I have heard people comment that there is no such thing as O.D.D. What it is is BRAT and the parents just "need to control" their child. OBVIOUSLY, they've NEVER had to deal with a child that IS trying to behave and wants to be good, but has control issues. And we as their parents DO discipline them. A lot of times these people don't have kids of their own or they have such mild-mannered, laid-back kids that a simple word to them gets results. Or they just beat the crap out of their kids until the kid minds.

Laid-back? WELL...not in MY family we don't have laid-back personalities! 12 hrs after my 9 week-premature daughter was born, she kept trying to turn her head and couldn't because of her CPAP tubing. A nurse kept turning her head back to the side it was on. The 4th time, the nurse held her head down for a few seconds. Her response? She grabbed that tube and with a white fist, tried to pull it out and screamed so loudly she was heard outside the NICU. 3.87 lbs of pure fury. This was the results of "bad parenting"? NOT! lol And yeah, this was the child that got the most attention as keeping her stable (well, as much as possible) kept the household quieter.
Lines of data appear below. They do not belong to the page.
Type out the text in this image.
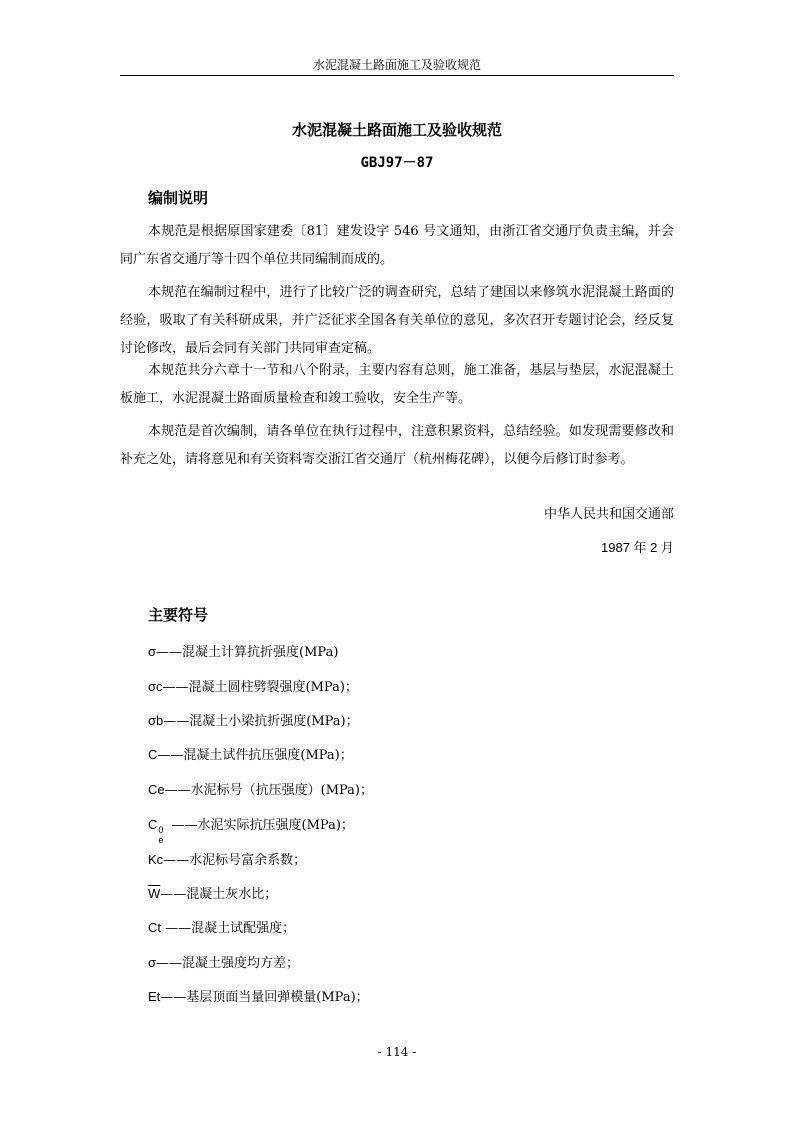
水泥混凝土路面施工及验收规范
水泥混凝土路面施工及验收规范
GBJ97－87
编制说明

本规范是根据原国家建委〔81〕建发设字 546 号文通知，由浙江省交通厅负责主编，并会同广东省交通厅等十四个单位共同编制而成的。

本规范在编制过程中，进行了比较广泛的调查研究，总结了建国以来修筑水泥混凝土路面的经验，吸取了有关科研成果，并广泛征求全国各有关单位的意见，多次召开专题讨论会，经反复讨论修改，最后会同有关部门共同审查定稿。

本规范共分六章十一节和八个附录，主要内容有总则，施工准备，基层与垫层，水泥混凝土板施工，水泥混凝土路面质量检查和竣工验收，安全生产等。

本规范是首次编制，请各单位在执行过程中，注意积累资料，总结经验。如发现需要修改和补充之处，请将意见和有关资料寄交浙江省交通厅（杭州梅花碑），以便今后修订时参考。

中华人民共和国交通部
1987 年 2 月
主要符号
σ——混凝土计算抗折强度(MPa)
σc——混凝土圆柱劈裂强度(MPa)；
σb——混凝土小梁抗折强度(MPa)；
C——混凝土试件抗压强度(MPa)；
Ce——水泥标号（抗压强度）(MPa)；
C 0
e
——水泥实际抗压强度(MPa)；
Kc——水泥标号富余系数；
$\overline{W}——$混凝土灰水比；
Ct ——混凝土试配强度；
σ——混凝土强度均方差；
Et——基层顶面当量回弹模量(MPa)；
- 114 -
We all make mistakes. I used to be a paramedic making life and death decisions everyday. I never second-guessed myself. I know what had to be done and did it. Then I got married and had child #1, the preemie above. And about 3 months into the "project" I told a friend that I had NEVER second-guessed myself like I have as a parent. This mother of 4 said; "Welcome to the club!".

One of the most powerful things we can teach our children is that we all make mistakes. We do the best we can and sometimes, we make mistakes and fail or feel we've failed. How we handle our failures shows our children what to do when they fail. Do we lay there and cry what losers we are? Do we blame others? Or do we pick our selves up, acknowledge our mistakes, ask forgiveness from those we've hurt and then move on, trying to learn from the mistakes we've made?